Rebecca Theodore-Vachon, a contributing writer for Vulture.com and RogerEbert.com described #NotYourMule as “a pushback” against non-black people of color who want to see change without doing the work. “You have a lot of black women that have really taken the reins and have been leaders in online social activism,” she said. “It kind of feels like we are dong all the work and being attacked for it.”
The use of #NotYourMule also went deeper than the Oscars to include discussions about prejudice against blacks within Latino and Asian communities.
Some of the frustrations, Kendall and Theodore-Vachon said, had been bubbling up in black communities for weeks after a visible lack of support from non-black communities of color for the victims in the Daniel Holtzclaw case, the Oklahoma City police officer who was convicted of raping multiple black women. Holtzclaw was sentenced to 263 years in prison in January.
More recently, Asian Americans around the country have rallied in defense of Peter Liang, a New York City police officer who was convicted of killing an unarmed black man in a stairwell in Brooklyn.
These protests, Theodore-Vachon said, have added to the feeling that blacks, who created the hashtag #BlackLivesMatter in response to the repeated police killings of unarmed blacks, are often alone in their fight for civil rights until those issues impact other communities. “We just didn’t feel that support for #BlackLivesMatter and now you want to enter to conversation about police brutality when its now an Asian-American cop that’s facing prison time,” Theodore-Vachon said.
Also prevalent in the discussion was the theme of anti-black sentiment within Latino communities. Some Twitter users criticized Spanish language media for excluding black Latinos, while others focused on the internal prejudices harbored against them by lighter skinned Latinos.
“Yes, its uncomfortable,” said Daniel José Older, the author of Shadowshaper, a young adult novel whose lead character is an Afro Latina whose family does not approve of her dating a black man who is Haitian. “With social media we’re now able to have a lot of conversations that we couldn’t have because there were filters in the way,” he said.

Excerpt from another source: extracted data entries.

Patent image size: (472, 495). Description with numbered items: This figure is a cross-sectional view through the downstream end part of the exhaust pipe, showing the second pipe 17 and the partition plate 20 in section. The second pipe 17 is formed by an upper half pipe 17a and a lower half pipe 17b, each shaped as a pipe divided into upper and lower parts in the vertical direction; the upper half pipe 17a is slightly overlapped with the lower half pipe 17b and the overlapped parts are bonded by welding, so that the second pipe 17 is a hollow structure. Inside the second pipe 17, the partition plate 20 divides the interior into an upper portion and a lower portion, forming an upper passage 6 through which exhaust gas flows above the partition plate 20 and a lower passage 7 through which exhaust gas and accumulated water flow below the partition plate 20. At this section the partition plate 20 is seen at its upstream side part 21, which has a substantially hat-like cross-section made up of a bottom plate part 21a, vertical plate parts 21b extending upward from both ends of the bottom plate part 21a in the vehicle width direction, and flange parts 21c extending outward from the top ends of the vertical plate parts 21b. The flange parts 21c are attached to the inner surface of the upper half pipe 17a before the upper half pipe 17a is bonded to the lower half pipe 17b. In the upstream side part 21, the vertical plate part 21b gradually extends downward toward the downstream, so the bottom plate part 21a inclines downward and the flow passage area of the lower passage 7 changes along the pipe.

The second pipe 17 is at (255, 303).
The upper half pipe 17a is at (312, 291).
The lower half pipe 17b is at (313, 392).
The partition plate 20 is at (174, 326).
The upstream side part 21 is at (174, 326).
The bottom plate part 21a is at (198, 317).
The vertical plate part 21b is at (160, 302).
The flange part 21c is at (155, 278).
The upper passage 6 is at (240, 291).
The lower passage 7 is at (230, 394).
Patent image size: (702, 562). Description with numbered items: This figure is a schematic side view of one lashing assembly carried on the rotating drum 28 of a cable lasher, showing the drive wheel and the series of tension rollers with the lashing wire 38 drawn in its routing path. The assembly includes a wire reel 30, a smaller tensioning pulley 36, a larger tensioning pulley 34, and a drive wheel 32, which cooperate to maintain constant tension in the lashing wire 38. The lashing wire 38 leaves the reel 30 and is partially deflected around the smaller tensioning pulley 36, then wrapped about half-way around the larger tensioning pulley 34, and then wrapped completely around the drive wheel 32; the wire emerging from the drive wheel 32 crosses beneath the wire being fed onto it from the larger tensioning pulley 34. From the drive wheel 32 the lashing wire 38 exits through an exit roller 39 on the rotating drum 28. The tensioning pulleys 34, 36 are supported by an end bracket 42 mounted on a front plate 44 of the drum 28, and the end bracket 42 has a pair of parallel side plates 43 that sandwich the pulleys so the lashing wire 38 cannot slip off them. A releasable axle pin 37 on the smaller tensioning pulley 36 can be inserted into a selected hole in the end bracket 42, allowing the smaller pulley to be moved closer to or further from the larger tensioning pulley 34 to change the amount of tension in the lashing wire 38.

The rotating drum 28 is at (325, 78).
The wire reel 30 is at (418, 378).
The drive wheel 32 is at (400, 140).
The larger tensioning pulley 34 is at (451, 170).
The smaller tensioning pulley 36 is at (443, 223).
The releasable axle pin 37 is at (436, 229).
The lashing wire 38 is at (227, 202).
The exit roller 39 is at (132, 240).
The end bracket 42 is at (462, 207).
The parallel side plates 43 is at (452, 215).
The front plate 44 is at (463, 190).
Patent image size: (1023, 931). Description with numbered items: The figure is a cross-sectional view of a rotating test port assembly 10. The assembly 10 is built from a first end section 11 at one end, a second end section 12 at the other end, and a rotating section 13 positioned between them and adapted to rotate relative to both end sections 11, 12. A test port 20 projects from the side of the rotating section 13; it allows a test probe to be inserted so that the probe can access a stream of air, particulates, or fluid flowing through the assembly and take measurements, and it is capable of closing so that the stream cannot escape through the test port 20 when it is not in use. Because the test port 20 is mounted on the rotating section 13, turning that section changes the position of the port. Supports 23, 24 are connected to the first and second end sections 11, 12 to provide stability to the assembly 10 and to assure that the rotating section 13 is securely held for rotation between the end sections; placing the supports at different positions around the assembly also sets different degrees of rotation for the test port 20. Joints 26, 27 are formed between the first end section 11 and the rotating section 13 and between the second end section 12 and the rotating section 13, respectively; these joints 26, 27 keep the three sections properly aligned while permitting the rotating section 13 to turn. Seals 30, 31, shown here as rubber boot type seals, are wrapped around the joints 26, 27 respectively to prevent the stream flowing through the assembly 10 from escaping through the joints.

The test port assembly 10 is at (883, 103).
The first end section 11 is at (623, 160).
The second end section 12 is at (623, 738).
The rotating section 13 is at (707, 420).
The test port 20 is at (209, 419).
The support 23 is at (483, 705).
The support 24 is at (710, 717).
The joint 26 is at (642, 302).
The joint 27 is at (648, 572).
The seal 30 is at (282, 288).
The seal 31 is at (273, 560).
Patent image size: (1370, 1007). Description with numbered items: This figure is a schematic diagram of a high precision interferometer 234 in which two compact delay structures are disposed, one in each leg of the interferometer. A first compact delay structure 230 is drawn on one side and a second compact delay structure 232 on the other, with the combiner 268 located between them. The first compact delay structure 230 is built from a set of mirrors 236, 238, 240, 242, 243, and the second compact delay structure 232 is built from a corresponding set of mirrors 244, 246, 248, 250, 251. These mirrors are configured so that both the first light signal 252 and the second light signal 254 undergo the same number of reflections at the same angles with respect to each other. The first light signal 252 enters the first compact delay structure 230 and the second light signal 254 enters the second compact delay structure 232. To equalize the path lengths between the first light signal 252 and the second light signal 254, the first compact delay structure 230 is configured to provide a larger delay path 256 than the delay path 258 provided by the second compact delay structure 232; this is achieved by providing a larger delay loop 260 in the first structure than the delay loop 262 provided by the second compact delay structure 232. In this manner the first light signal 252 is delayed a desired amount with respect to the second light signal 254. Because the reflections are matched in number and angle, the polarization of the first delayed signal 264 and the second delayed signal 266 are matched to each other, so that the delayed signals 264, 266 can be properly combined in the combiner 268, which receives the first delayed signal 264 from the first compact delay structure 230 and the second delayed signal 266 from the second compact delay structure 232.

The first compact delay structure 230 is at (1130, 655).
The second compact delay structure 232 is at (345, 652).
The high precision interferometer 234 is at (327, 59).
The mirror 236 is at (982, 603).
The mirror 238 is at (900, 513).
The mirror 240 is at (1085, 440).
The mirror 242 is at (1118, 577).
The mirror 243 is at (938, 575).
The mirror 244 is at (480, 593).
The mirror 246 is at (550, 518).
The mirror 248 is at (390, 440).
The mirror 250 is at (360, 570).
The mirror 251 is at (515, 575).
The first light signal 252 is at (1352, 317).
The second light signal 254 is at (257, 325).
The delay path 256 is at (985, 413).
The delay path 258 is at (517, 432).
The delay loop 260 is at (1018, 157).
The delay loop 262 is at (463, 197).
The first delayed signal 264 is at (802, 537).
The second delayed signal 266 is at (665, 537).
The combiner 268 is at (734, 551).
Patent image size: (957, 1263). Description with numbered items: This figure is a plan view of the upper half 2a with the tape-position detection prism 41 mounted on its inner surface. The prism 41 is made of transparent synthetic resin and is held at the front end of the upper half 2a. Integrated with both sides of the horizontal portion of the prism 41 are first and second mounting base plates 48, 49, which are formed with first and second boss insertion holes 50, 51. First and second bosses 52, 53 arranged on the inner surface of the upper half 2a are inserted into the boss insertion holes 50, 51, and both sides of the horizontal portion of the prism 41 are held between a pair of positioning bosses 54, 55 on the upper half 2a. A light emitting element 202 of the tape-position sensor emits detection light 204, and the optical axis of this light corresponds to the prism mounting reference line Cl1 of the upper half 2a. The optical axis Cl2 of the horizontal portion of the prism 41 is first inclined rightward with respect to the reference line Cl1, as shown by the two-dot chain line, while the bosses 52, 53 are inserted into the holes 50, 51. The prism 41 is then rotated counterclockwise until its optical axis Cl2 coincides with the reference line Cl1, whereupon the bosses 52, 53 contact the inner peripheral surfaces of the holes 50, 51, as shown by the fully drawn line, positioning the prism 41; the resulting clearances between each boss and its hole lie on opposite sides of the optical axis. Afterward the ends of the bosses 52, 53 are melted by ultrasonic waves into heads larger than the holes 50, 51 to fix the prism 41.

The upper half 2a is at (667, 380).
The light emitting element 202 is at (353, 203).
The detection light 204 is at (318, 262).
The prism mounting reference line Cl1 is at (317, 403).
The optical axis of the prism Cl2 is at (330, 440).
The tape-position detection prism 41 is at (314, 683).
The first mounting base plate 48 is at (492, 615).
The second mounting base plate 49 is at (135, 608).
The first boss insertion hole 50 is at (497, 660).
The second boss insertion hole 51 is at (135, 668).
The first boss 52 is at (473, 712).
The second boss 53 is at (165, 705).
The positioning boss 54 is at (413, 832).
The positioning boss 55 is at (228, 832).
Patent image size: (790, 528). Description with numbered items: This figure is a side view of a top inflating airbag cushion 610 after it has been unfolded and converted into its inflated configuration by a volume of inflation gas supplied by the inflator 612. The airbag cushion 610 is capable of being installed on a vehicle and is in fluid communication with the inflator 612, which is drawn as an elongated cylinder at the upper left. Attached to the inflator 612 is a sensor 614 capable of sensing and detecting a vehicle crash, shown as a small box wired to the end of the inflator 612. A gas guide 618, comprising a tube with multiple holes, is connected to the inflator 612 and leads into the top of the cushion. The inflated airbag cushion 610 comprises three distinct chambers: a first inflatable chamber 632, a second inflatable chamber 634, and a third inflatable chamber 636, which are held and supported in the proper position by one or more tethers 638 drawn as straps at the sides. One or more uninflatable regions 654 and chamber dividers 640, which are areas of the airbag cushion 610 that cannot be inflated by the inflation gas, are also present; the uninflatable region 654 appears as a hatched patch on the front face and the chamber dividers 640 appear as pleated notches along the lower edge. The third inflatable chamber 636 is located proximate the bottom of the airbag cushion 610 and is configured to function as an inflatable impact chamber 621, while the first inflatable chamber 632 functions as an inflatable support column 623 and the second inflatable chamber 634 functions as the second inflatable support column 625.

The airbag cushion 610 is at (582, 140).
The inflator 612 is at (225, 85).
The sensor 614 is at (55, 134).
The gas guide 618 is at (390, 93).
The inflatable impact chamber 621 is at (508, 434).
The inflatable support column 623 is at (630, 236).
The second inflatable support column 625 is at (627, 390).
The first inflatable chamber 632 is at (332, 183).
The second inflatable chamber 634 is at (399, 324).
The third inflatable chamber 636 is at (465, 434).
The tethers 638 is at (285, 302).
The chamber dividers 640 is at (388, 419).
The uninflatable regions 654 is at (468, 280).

For Jaya Sundaresh, a writer and activist, the #NotYourMule Twitter storm was enough for her to create #OnlyOnePercent, a hashtag that focused on the lack of Asian American representation in media. So far, many of the conversations attached to her campaign have focused on why Asian parents don’t support their child’s pursuit of artistic careers and why Asians get stereotyped into certain roles.
‘We need to stop asking black people to lift our voices for us,” Sundaresh said. “We need to be doing the work for ourselves.”
On Monday morning, Sundaresh got a Tweet of support from Reign, the creator of #OscarsSoWhite. It read: “I fully support #OnlyOnePercent & hope it gains enough traction as #OscarsSoWhite. Great work Jaya.”